She led the way into the narrow corridor. There were two doors. The first opened to a stairwell heading down. Sarah could hear faint voices, but couldn’t make out any words. She closed that door and opened the other one carefully, then motioned Helena through. They found themselves in a dressing room, with cosmetics scattered in front of mirrors surrounded by light globes, and hints of satin and feathers peeking out of a wardrobe in the corner.

“A ‘good time’ for Fink and his cronies,” muttered Sarah. She stiffened as the idea that this was what she going to be auditioning for occurred to her - then she snorted and shook her head and quietly moved to the other door in the room, cracked it open, peering out into the club. She could see figures moving around, a few more gathered around the bar on the first floor. Christ, I could use a bourbon , she thought desperately. Her flask had run dry a while ago.

She closed the door again, grabbing a chair to wedge under the handle. She jumped at the sound of Fink’s voice, spinning around with the gun in her hand before she realised it was another voxophone. Helena held it up in front of her, trying to hide her entire self behind the contraption.

 

“Bloody hell!” Sarah groaned, her arm dropping. Helena slowly lowered the voxophone, the pink bags around her eyes suddenly vivid against her white face. Sarah holstered the pistol and held a hand out.
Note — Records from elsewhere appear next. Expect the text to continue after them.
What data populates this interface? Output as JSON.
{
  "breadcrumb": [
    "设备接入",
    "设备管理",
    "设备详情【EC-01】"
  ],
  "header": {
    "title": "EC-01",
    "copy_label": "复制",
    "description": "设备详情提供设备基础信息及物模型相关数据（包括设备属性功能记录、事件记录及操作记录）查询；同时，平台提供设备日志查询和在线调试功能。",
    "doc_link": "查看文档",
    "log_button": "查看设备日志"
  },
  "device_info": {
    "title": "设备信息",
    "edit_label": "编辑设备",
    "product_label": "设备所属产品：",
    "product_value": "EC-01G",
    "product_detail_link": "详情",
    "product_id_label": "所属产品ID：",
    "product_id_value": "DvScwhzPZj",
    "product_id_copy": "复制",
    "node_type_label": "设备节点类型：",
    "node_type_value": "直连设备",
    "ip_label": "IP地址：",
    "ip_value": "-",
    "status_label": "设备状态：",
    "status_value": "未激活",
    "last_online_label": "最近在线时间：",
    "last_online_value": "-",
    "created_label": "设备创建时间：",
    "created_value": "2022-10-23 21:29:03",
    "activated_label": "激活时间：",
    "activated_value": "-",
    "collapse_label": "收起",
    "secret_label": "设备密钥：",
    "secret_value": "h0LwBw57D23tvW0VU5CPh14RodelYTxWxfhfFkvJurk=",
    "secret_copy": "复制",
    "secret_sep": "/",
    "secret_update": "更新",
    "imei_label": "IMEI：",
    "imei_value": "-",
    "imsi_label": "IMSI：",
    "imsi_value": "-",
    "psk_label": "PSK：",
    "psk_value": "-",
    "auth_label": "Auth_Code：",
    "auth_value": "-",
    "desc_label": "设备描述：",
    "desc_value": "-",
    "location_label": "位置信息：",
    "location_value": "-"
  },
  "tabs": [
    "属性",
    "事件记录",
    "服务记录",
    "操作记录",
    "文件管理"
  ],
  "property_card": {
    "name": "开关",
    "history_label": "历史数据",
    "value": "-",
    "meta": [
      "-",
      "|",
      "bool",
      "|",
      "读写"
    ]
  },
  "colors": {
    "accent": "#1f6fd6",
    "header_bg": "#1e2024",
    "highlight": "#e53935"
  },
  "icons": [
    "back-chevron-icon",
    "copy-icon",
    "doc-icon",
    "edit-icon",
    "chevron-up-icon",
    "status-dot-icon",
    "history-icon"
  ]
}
“Sorry, Helena, I thought...sorry.” She took the voxophone Helena was holding out, and frowned. “Wait. If you used your...power...would it stop bullets? Gunfire?” She remembered how the air had felt thick, back in the ticket office where Helena had first used it.

 

“Hm. Maybe...I don’t know.” Helena tugged her sleeves down, covering her hands.

Sarah tapped her foot a few times.

“Well, hopefully we won’t need to find out.” she said firmly, and pressed the lever.

 

I had thought you a fool, dearbrother. When you told me that you heard wonderful music trumpeting from holes in the thin air, I began to doubt your mental integrity. But not only have you made your fortune from these doodads, you have lit the path for me as well.

 

Helena raised her eyebrows.

 

“It must be for Albert. Fink.” she said in an interested voice. “He’s hearing music through the tears. And…” she slid a hand free of it’s sleeve and waved it in the air. “Passing them off as his own!” Her hand moved to her face and she pulled on her lips thoughtfully. “I think. From different times .”

 

Sarah’s eyebrows raised as high as Helena’s.

 

“Different times? You mean...from another year, or…? I thought they just opened up into another part of the world. Or, parts of another world? Wait…” This was starting to hurt her head, and not in a nosebleed way, just in a ‘not smart enough for this shite’ way.

 

Helena smiled at her, patiently.

 

“Think of it like...there’s this world. And then there are a million other worlds. All almost exactly the same. The tears are a...window. Into another version of this world. Or maybe this world but a hundred years from now!” She waved both her hands now, warming to her subject. “I read books on science...physics. Trying to figure it out.”

 

Sarah tried to follow.

“And what did the books tell you?” She saw Helena open her mouth again, and held up a hand. “Doesn’t matter. We should probably save the science class for later, anyway.” She placed the voxophone back onto the dressing table. “They must be keeping him downstairs somewhere. C’mon.”

 

Helena nodded and tugged her cap into place. As they crept down the stairs, she whispered into Sarah’s ear.

 

“The books taught me. There is a world of difference between what we see. And what is .”

 

Sarah made a mmm noise in response, then held her finger up to her lips. She needed to concentrate on their little mission, not try to understand some kind of...quantum bloody multiple worlds theory. She pushed the nagging worry about what Jeremiah Fink was bringing through the tears to the back of her mind.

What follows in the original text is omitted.